Beratung Finanzierung Wohnungskauf

Hallo,

eine gute Freundin von mir ist vor kurzem von Dänemark nach Deutschland gezogen und überlegt jetzt sich hier eine Eigentumswohnung zu kaufen. Sie ist 27 Jahre alt und hat ihr Psychologie Studium (fast) beendet, sie gibt Kurse (Persönlichkeitsentwicklung usw.) mit denen sie meiner Meinung nach beachtliche Summen verdient darüber hinaus nimmt sie auch noch einzelnen Klienten. Das Problem ist dass sie zur Zeit noch in Dänemark wohnhaft gemeldet ist, und noch nicht steuerlich erfasst ist weder in Dänemark noch in Deutschland! Sie wohnt bei ihrem Bruder zur Zeit wollte sich jetzt eine Wohnung mieten und wurde dabei von einem Klienten angeregt doch gleich eine zu kaufen am besten noch mit integrierter Praxis. Wir sind bei der Suche an einen Makler geraten (meiner Meinung nach sehr seriös, auch von einer grösseren Firma!) der uns diverse Angebote unterbreitet hat.
Uns stellen sich mehrere Fragen…

  1. In welcher Höhe kann sie sich eine Eigentumswohnung überhaupt leisten? Wenn sie die nächsten Jahre selbst in der Wohnung wohnt bezahlt sie sich ja sozusagen selber ihre Miete, wie rechnet man aus wie hoch diese wäre?
    Sie besitzt 25000 € Eigenkapital und verdient monatlich ungefähr 4000 €, was aber aufgrund der abhängigkeit der Klienten stark schwanken kann!

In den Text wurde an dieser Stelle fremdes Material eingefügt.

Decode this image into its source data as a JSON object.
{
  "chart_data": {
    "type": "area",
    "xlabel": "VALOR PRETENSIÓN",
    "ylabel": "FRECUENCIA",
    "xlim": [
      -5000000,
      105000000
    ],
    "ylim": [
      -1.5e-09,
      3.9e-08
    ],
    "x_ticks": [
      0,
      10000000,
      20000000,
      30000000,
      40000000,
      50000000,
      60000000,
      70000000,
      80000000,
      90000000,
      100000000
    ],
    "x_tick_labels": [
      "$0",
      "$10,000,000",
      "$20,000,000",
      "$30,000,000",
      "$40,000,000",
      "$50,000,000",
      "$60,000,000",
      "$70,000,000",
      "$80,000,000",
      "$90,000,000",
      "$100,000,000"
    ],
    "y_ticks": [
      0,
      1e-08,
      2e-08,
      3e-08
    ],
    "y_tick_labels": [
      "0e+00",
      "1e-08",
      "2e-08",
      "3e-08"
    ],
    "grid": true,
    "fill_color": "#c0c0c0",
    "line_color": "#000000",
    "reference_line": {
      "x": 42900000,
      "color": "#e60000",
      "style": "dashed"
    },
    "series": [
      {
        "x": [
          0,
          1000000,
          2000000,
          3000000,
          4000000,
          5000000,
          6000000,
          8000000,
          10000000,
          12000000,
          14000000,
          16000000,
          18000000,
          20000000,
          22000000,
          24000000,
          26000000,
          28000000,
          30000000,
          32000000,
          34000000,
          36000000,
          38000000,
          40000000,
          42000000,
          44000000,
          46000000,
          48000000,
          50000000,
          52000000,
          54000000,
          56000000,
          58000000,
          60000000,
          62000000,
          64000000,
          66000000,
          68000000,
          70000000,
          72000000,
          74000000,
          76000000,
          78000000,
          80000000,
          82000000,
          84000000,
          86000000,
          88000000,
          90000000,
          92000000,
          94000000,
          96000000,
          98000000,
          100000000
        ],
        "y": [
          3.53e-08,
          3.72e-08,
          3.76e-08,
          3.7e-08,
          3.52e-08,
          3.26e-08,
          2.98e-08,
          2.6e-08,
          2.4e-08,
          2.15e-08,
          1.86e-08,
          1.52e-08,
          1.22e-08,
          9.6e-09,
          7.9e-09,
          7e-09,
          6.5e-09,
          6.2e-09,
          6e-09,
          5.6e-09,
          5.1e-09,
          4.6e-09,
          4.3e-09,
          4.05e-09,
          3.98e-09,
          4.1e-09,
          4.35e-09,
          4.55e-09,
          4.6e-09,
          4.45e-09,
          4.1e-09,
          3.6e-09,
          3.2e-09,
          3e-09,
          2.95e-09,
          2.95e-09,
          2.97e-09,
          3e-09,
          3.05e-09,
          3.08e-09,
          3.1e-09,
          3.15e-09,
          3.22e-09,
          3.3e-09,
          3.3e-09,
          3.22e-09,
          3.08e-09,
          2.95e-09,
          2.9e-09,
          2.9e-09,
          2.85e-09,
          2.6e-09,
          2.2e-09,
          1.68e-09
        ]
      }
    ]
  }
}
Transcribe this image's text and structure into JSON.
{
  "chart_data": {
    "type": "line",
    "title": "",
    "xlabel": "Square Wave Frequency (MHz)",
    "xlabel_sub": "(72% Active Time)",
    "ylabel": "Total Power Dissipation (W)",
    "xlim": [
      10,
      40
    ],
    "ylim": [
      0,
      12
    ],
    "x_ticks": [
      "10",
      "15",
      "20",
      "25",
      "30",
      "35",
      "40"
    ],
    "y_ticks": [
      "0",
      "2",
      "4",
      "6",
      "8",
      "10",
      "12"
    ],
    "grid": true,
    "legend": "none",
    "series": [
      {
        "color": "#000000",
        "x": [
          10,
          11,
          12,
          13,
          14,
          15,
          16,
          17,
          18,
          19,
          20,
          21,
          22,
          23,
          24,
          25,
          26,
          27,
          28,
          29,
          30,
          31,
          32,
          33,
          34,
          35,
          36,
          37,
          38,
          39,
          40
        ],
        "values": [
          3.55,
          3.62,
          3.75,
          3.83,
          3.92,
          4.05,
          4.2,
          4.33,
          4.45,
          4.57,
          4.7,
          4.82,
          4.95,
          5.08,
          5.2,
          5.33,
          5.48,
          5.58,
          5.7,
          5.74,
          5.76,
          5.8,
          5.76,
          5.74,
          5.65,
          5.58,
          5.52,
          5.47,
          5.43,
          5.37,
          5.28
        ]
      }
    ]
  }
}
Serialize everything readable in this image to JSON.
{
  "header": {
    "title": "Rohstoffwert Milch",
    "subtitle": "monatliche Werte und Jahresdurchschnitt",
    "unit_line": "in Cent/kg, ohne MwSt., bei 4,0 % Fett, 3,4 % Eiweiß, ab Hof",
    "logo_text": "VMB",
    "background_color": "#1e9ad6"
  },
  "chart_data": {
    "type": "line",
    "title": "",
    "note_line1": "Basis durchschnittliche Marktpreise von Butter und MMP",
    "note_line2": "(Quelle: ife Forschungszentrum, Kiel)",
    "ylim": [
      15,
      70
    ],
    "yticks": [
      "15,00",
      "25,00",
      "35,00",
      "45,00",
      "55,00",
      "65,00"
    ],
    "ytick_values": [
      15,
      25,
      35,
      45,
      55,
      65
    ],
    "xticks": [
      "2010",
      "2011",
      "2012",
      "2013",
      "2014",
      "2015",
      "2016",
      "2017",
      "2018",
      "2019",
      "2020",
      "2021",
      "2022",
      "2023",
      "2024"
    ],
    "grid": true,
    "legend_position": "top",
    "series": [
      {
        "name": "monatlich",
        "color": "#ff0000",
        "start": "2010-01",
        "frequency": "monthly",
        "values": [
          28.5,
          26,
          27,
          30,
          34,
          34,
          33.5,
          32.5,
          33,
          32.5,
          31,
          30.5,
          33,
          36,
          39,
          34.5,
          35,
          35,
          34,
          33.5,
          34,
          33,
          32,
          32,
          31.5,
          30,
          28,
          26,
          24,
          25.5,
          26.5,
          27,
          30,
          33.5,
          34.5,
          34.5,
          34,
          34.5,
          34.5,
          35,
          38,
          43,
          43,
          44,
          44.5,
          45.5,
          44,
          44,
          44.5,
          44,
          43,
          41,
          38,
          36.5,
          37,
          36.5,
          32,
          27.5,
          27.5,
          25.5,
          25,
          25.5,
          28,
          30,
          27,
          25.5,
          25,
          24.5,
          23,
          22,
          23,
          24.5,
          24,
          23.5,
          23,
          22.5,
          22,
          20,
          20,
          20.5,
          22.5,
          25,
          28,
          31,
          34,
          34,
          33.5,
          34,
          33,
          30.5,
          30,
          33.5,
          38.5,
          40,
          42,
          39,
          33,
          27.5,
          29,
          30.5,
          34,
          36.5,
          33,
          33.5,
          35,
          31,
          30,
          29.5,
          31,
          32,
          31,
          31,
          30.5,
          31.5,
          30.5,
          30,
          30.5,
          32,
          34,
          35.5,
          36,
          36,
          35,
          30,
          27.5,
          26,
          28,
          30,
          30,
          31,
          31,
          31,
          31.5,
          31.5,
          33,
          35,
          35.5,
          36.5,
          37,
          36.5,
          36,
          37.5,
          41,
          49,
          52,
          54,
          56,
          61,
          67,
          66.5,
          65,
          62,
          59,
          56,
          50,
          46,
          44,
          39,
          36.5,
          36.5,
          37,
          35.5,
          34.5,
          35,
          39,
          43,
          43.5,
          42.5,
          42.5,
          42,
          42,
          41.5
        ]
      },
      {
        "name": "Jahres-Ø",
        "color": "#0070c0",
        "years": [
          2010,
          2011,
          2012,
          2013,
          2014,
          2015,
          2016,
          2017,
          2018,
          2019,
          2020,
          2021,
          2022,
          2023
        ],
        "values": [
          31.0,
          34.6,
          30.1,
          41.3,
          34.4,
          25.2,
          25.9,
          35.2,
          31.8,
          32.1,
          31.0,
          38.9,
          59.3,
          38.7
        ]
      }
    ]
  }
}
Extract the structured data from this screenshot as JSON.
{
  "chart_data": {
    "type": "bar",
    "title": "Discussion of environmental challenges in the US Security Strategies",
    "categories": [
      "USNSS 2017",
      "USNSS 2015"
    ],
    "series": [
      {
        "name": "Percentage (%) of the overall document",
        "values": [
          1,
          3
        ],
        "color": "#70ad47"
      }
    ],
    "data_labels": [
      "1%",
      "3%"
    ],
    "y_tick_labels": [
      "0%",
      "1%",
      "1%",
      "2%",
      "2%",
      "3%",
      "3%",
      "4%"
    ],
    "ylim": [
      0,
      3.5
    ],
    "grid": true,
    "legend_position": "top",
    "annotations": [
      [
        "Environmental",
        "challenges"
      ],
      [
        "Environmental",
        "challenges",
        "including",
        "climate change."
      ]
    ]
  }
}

  2. Wie kauft man eine Eigentumswohnung? Man wendet sich sicherlich schon an einen Makler. Dieser Makler der Firma www.raumwert.de klingt absolut kompetent, unterbreitet uns mehrere Angebote rät uns aber von einer Finanzierung bei unserer Hausbank ab!?!?
    Sollten wir uns eher an einen unabhängigen Berater wenden, oder vielleicht zur Verbraucherzentrale gehen?!
    Wir benötigen also wirklich planerische kompetente Hilfe bei dieser Entscheidung sind natürlich auch bereit dafür zu bezahlen! Ich denke sie ist mit dieser Entscheidung einfach total überfordert, sie hat auch absolut keine Wertvorstellungen in Deutschland!

Würde mich über Hilfe/Tipps/Anregungen sehr freuen ich fühle mich sehr verantwortlich ihr zu helfen aber mir fehlt in diesem Gebiet definitiv die Erfahrung!

Danke + Gruss
Tanja

Hallo Tanja,

man muß zuerst einmal wirklich die Wohnlage/Praxislage und deren Wert kennenlernen, da hilft wohl nur studieren der Anzeigen und besichtigen von vielen vielen Wohnung. Die Vorstellungen gehen weit auseinander, sowohl preislich, als auch was die Einschätzung der Wohnlage angeht.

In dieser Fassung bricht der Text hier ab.